The most commonly prescribed sleep aid in the United States is zolpidem (ambien).  The FDA has recently issued additional warning for drugs containing zolpidem (ambien, ambien CR, Edluar, and zopimist) recommending the bedtime dose be lowered especially for women. New data shows that blood levels in some patients can still be high enough in the morning to impair activities that require alertness including driving.

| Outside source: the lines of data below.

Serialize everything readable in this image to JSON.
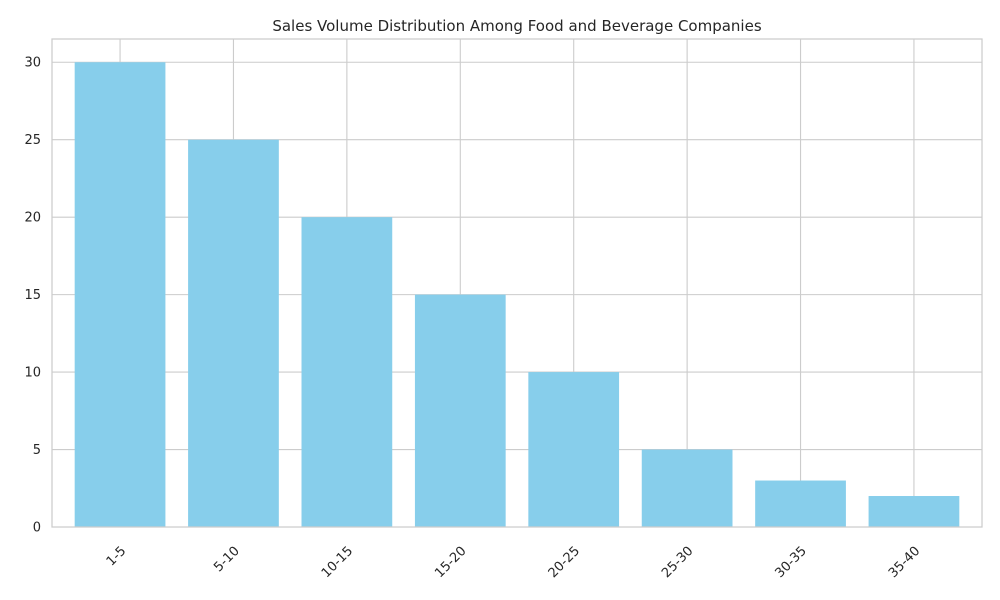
{
  "chart_data": {
    "type": "bar",
    "title": "Sales Volume Distribution Among Food and Beverage Companies",
    "xlabel": "",
    "ylabel": "",
    "categories": [
      "1-5",
      "5-10",
      "10-15",
      "15-20",
      "20-25",
      "25-30",
      "30-35",
      "35-40"
    ],
    "values": [
      30,
      25,
      20,
      15,
      10,
      5,
      3,
      2
    ],
    "ylim": [
      0,
      31.5
    ],
    "yticks": [
      0,
      5,
      10,
      15,
      20,
      25,
      30
    ],
    "grid": true,
    "legend": "none",
    "colors": {
      "bar": "#87ceeb",
      "grid": "#cccccc",
      "spine": "#cccccc",
      "text": "#262626"
    }
  }
}
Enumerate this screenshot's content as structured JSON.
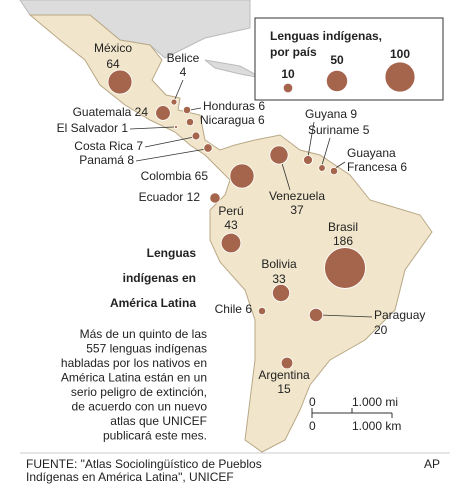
{
  "legend": {
    "title": [
      "Lenguas indígenas,",
      "por país"
    ],
    "sizes": [
      10,
      50,
      100
    ]
  },
  "countries": [
    {
      "name": "México",
      "value": 64
    },
    {
      "name": "Belice",
      "value": 4
    },
    {
      "name": "Honduras",
      "value": 6
    },
    {
      "name": "Guatemala",
      "value": 24
    },
    {
      "name": "Nicaragua",
      "value": 6
    },
    {
      "name": "El Salvador",
      "value": 1
    },
    {
      "name": "Costa Rica",
      "value": 7
    },
    {
      "name": "Panamá",
      "value": 8
    },
    {
      "name": "Colombia",
      "value": 65
    },
    {
      "name": "Venezuela",
      "value": 37
    },
    {
      "name": "Guyana",
      "value": 9
    },
    {
      "name": "Suriname",
      "value": 5
    },
    {
      "name": [
        "Guayana",
        "Francesa"
      ],
      "value": 6
    },
    {
      "name": "Ecuador",
      "value": 12
    },
    {
      "name": "Perú",
      "value": 43
    },
    {
      "name": "Brasil",
      "value": 186
    },
    {
      "name": "Bolivia",
      "value": 33
    },
    {
      "name": "Chile",
      "value": 6
    },
    {
      "name": "Paraguay",
      "value": 20
    },
    {
      "name": "Argentina",
      "value": 15
    }
  ],
  "title": [
    "Lenguas",
    "indígenas en",
    "América Latina"
  ],
  "description": [
    "Más de un quinto de las",
    "557 lenguas indígenas",
    "habladas por los nativos en",
    "América Latina están en un",
    "serio peligro de extinción,",
    "de acuerdo con un nuevo",
    "atlas que UNICEF",
    "publicará este mes."
  ],
  "scale": {
    "mi": {
      "start": "0",
      "end": "1.000 mi"
    },
    "km": {
      "start": "0",
      "end": "1.000 km"
    }
  },
  "source": [
    "FUENTE: \"Atlas Sociolingüístico de Pueblos",
    "Indígenas en América Latina\", UNICEF"
  ],
  "credit": "AP"
}
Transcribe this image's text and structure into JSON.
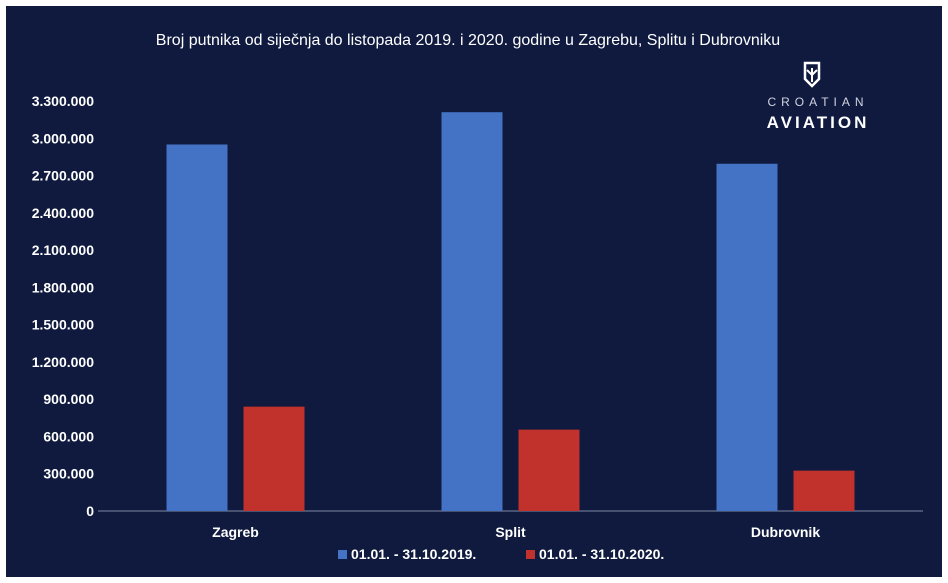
{
  "chart_data": {
    "type": "bar",
    "title": "Broj putnika od siječnja do listopada 2019. i 2020. godine u Zagrebu, Splitu i Dubrovniku",
    "categories": [
      "Zagreb",
      "Split",
      "Dubrovnik"
    ],
    "series": [
      {
        "name": "01.01. - 31.10.2019.",
        "color": "#4472c4",
        "values": [
          2950000,
          3210000,
          2795000
        ]
      },
      {
        "name": "01.01. - 31.10.2020.",
        "color": "#c0322b",
        "values": [
          840000,
          655000,
          325000
        ]
      }
    ],
    "ylim": [
      0,
      3300000
    ],
    "yticks": [
      0,
      300000,
      600000,
      900000,
      1200000,
      1500000,
      1800000,
      2100000,
      2400000,
      2700000,
      3000000,
      3300000
    ],
    "ytick_labels": [
      "0",
      "300.000",
      "600.000",
      "900.000",
      "1.200.000",
      "1.500.000",
      "1.800.000",
      "2.100.000",
      "2.400.000",
      "2.700.000",
      "3.000.000",
      "3.300.000"
    ],
    "grid": false,
    "legend_position": "bottom",
    "xlabel": "",
    "ylabel": ""
  },
  "logo": {
    "line1": "CROATIAN",
    "line2": "AVIATION",
    "icon": "croatian-aviation-logo-icon"
  },
  "colors": {
    "background": "#0f1a3e",
    "text": "#ffffff"
  }
}
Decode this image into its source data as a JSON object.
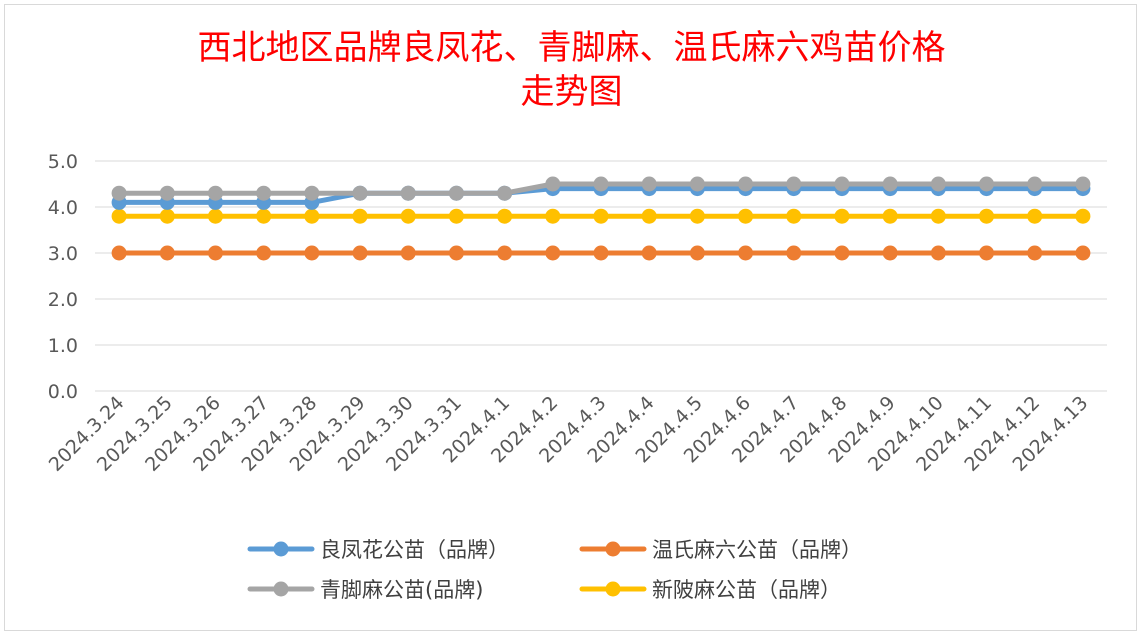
{
  "chart_data": {
    "type": "line",
    "title_line1": "西北地区品牌良凤花、青脚麻、温氏麻六鸡苗价格",
    "title_line2": "走势图",
    "xlabel": "",
    "ylabel": "",
    "ylim": [
      0,
      5
    ],
    "yticks": [
      "0.0",
      "1.0",
      "2.0",
      "3.0",
      "4.0",
      "5.0"
    ],
    "grid": true,
    "legend_position": "bottom",
    "categories": [
      "2024.3.24",
      "2024.3.25",
      "2024.3.26",
      "2024.3.27",
      "2024.3.28",
      "2024.3.29",
      "2024.3.30",
      "2024.3.31",
      "2024.4.1",
      "2024.4.2",
      "2024.4.3",
      "2024.4.4",
      "2024.4.5",
      "2024.4.6",
      "2024.4.7",
      "2024.4.8",
      "2024.4.9",
      "2024.4.10",
      "2024.4.11",
      "2024.4.12",
      "2024.4.13"
    ],
    "series": [
      {
        "name": "良凤花公苗（品牌）",
        "color": "#5b9bd5",
        "values": [
          4.1,
          4.1,
          4.1,
          4.1,
          4.1,
          4.3,
          4.3,
          4.3,
          4.3,
          4.4,
          4.4,
          4.4,
          4.4,
          4.4,
          4.4,
          4.4,
          4.4,
          4.4,
          4.4,
          4.4,
          4.4
        ]
      },
      {
        "name": "温氏麻六公苗（品牌）",
        "color": "#ed7d31",
        "values": [
          3.0,
          3.0,
          3.0,
          3.0,
          3.0,
          3.0,
          3.0,
          3.0,
          3.0,
          3.0,
          3.0,
          3.0,
          3.0,
          3.0,
          3.0,
          3.0,
          3.0,
          3.0,
          3.0,
          3.0,
          3.0
        ]
      },
      {
        "name": "青脚麻公苗(品牌)",
        "color": "#a5a5a5",
        "values": [
          4.3,
          4.3,
          4.3,
          4.3,
          4.3,
          4.3,
          4.3,
          4.3,
          4.3,
          4.5,
          4.5,
          4.5,
          4.5,
          4.5,
          4.5,
          4.5,
          4.5,
          4.5,
          4.5,
          4.5,
          4.5
        ]
      },
      {
        "name": "新陂麻公苗（品牌）",
        "color": "#ffc000",
        "values": [
          3.8,
          3.8,
          3.8,
          3.8,
          3.8,
          3.8,
          3.8,
          3.8,
          3.8,
          3.8,
          3.8,
          3.8,
          3.8,
          3.8,
          3.8,
          3.8,
          3.8,
          3.8,
          3.8,
          3.8,
          3.8
        ]
      }
    ]
  }
}
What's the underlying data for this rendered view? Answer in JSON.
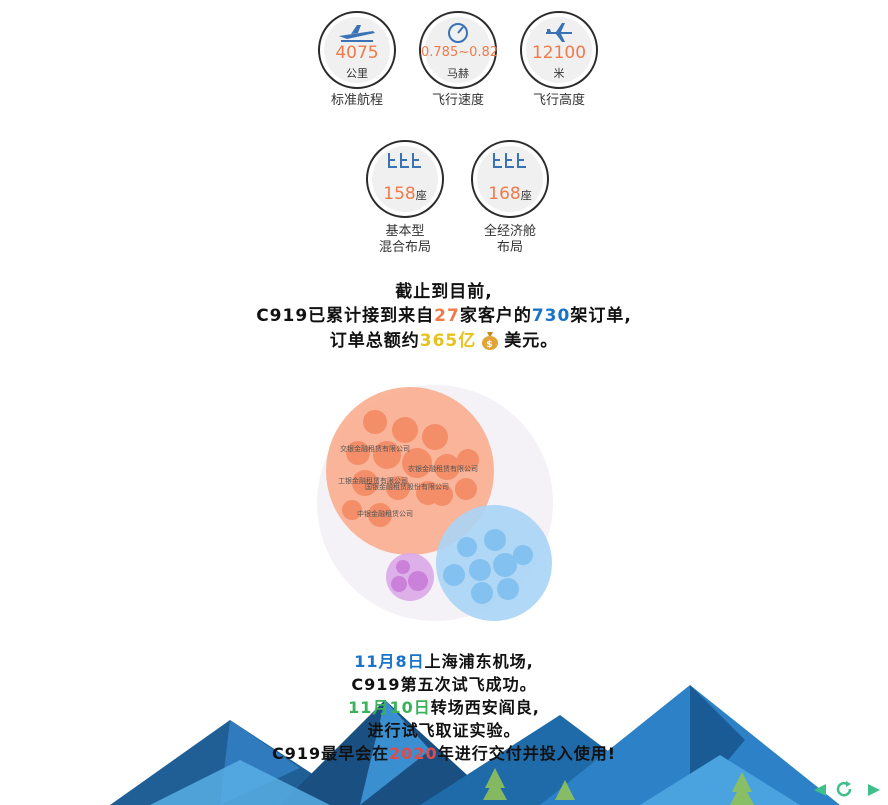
{
  "stats_row1": [
    {
      "value": "4075",
      "unit": "公里",
      "label": "标准航程",
      "icon": "airplane-landing-icon"
    },
    {
      "value": "0.785~0.82",
      "unit": "马赫",
      "label": "飞行速度",
      "icon": "gauge-icon"
    },
    {
      "value": "12100",
      "unit": "米",
      "label": "飞行高度",
      "icon": "airplane-icon"
    }
  ],
  "stats_row2": [
    {
      "value": "158",
      "unit": "座",
      "label1": "基本型",
      "label2": "混合布局",
      "icon": "seats-icon"
    },
    {
      "value": "168",
      "unit": "座",
      "label1": "全经济舱",
      "label2": "布局",
      "icon": "seats-icon"
    }
  ],
  "orders": {
    "line1": "截止到目前,",
    "line2_a": "C919已累计接到来自",
    "customers": "27",
    "line2_b": "家客户的",
    "planes": "730",
    "line2_c": "架订单,",
    "line3_a": "订单总额约",
    "amount": "365亿",
    "line3_b": "美元。"
  },
  "bubbles": {
    "labels": [
      "交银金融租赁有限公司",
      "农银金融租赁有限公司",
      "工银金融租赁有限公司",
      "国银金融租赁股份有限公司",
      "中银金融租赁公司"
    ]
  },
  "timeline": {
    "date1": "11月8日",
    "text1": "上海浦东机场,",
    "text2": "C919第五次试飞成功。",
    "date2": "11月10日",
    "text3": "转场西安阎良,",
    "text4": "进行试飞取证实验。",
    "text5a": "C919最早会在",
    "year": "2020",
    "text5b": "年进行交付并投入使用!"
  },
  "colors": {
    "accent_orange": "#f07a4a",
    "accent_blue": "#1a73c9",
    "accent_green": "#3bb15a",
    "nav_green": "#3fbf8c"
  }
}
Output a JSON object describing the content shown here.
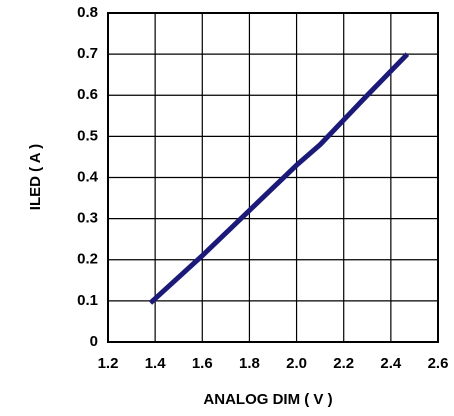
{
  "chart_data": {
    "type": "line",
    "xlabel": "ANALOG DIM ( V )",
    "ylabel": "ILED ( A )",
    "x": [
      1.38,
      1.6,
      1.8,
      2.0,
      2.1,
      2.2,
      2.3,
      2.47
    ],
    "series": [
      {
        "color": "#1c1a78",
        "values": [
          0.095,
          0.21,
          0.32,
          0.43,
          0.48,
          0.54,
          0.6,
          0.7
        ]
      }
    ],
    "xlim": [
      1.2,
      2.6
    ],
    "xticks": [
      1.2,
      1.4,
      1.6,
      1.8,
      {
        "value": 2,
        "label": "2.0"
      },
      2.2,
      2.4,
      2.6
    ],
    "ylim": [
      0,
      0.8
    ],
    "yticks": [
      0,
      0.1,
      0.2,
      0.3,
      0.4,
      0.5,
      0.6,
      0.7,
      0.8
    ],
    "grid": true
  }
}
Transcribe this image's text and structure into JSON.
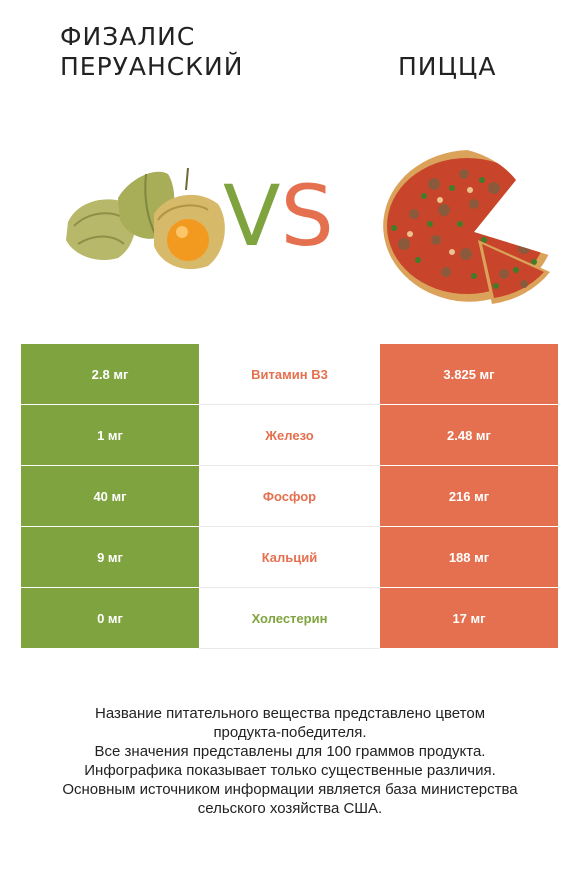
{
  "header": {
    "left_title": "ФИЗАЛИС ПЕРУАНСКИЙ",
    "right_title": "ПИЦЦА",
    "vs_v": "V",
    "vs_s": "S"
  },
  "colors": {
    "left_accent": "#7fa43f",
    "right_accent": "#e5704f"
  },
  "rows": [
    {
      "nutrient": "Витамин B3",
      "left": "2.8 мг",
      "right": "3.825 мг",
      "winner": "right"
    },
    {
      "nutrient": "Железо",
      "left": "1 мг",
      "right": "2.48 мг",
      "winner": "right"
    },
    {
      "nutrient": "Фосфор",
      "left": "40 мг",
      "right": "216 мг",
      "winner": "right"
    },
    {
      "nutrient": "Кальций",
      "left": "9 мг",
      "right": "188 мг",
      "winner": "right"
    },
    {
      "nutrient": "Холестерин",
      "left": "0 мг",
      "right": "17 мг",
      "winner": "left"
    }
  ],
  "footer": {
    "line1": "Название питательного вещества представлено цветом",
    "line2": "продукта-победителя.",
    "line3": "Все значения представлены для 100 граммов продукта.",
    "line4": "Инфографика показывает только существенные различия.",
    "line5": "Основным источником информации является база министерства",
    "line6": "сельского хозяйства США."
  }
}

The impact of AM grogginess on function cannot be understated.  Kevin Wright, PhD published a study in JAMA in 2006, showing that patients who suffered with AM grogginess scored worse on cognitive and memory tests than patients who had stayed awake for more than 24 consecutive hours.[4]

Options to improve the quality of sleep without causing AM grogginess are more prevalent now than ever before and are a much safer and more effective way to manage insomnia and other sleep disorders.  Studies show that people can improve their insomnia by changing sleep habits.  Examples of this include going to bed consistently at the same time, having a darkened room, not using your bedroom for non-sleeping activities, and avoiding stimulants about 3 hours before bedtime.

Medical foods are a safe and effective option for patients with insomnia and other sleep disorders. Medical foods are amino acids and other nutrients, that when combined, correct the metabolic deficiencies of diseases and conditions.  They provide a solution that cannot be obtained from diet alone or supplements. They have been found to improve the quality of sleep without the morning grogginess or side effects of other prescription sleep medications. Medical foods may make getting a good nights’ sleep an achievable goal.



[1] Arch Dis Child 2006;91:881-884 doi:10.1136/adc.2005.093013

[2] Zolpidem Containing Products: Drug Safety Communication- FDA Requires Lower Recommended Doses (2013). Retrieved April 23, 2014. http://www.fda.gov/safety/medwatch/safetyinformation/safetyalertsforhumanmedicalproducts/ucm334738.htm

[3] AGS BEERS Criteria for Potentially Inappropriate Medication use in Older Adults (2012). Retrieved April 23, 2014. http://www.americangeriatrics.org/files/documents/beers/PrintableBeersPocketCard.pdf

[4] Adam T. Wertz, BS; Joseph M. Ronda, MS; Charles A. Czeisler, PhD, MD; Kenneth P. Wright, PhD

JAMA. 2006;295(2):159-164. doi:10.1001/jama.295.2.163.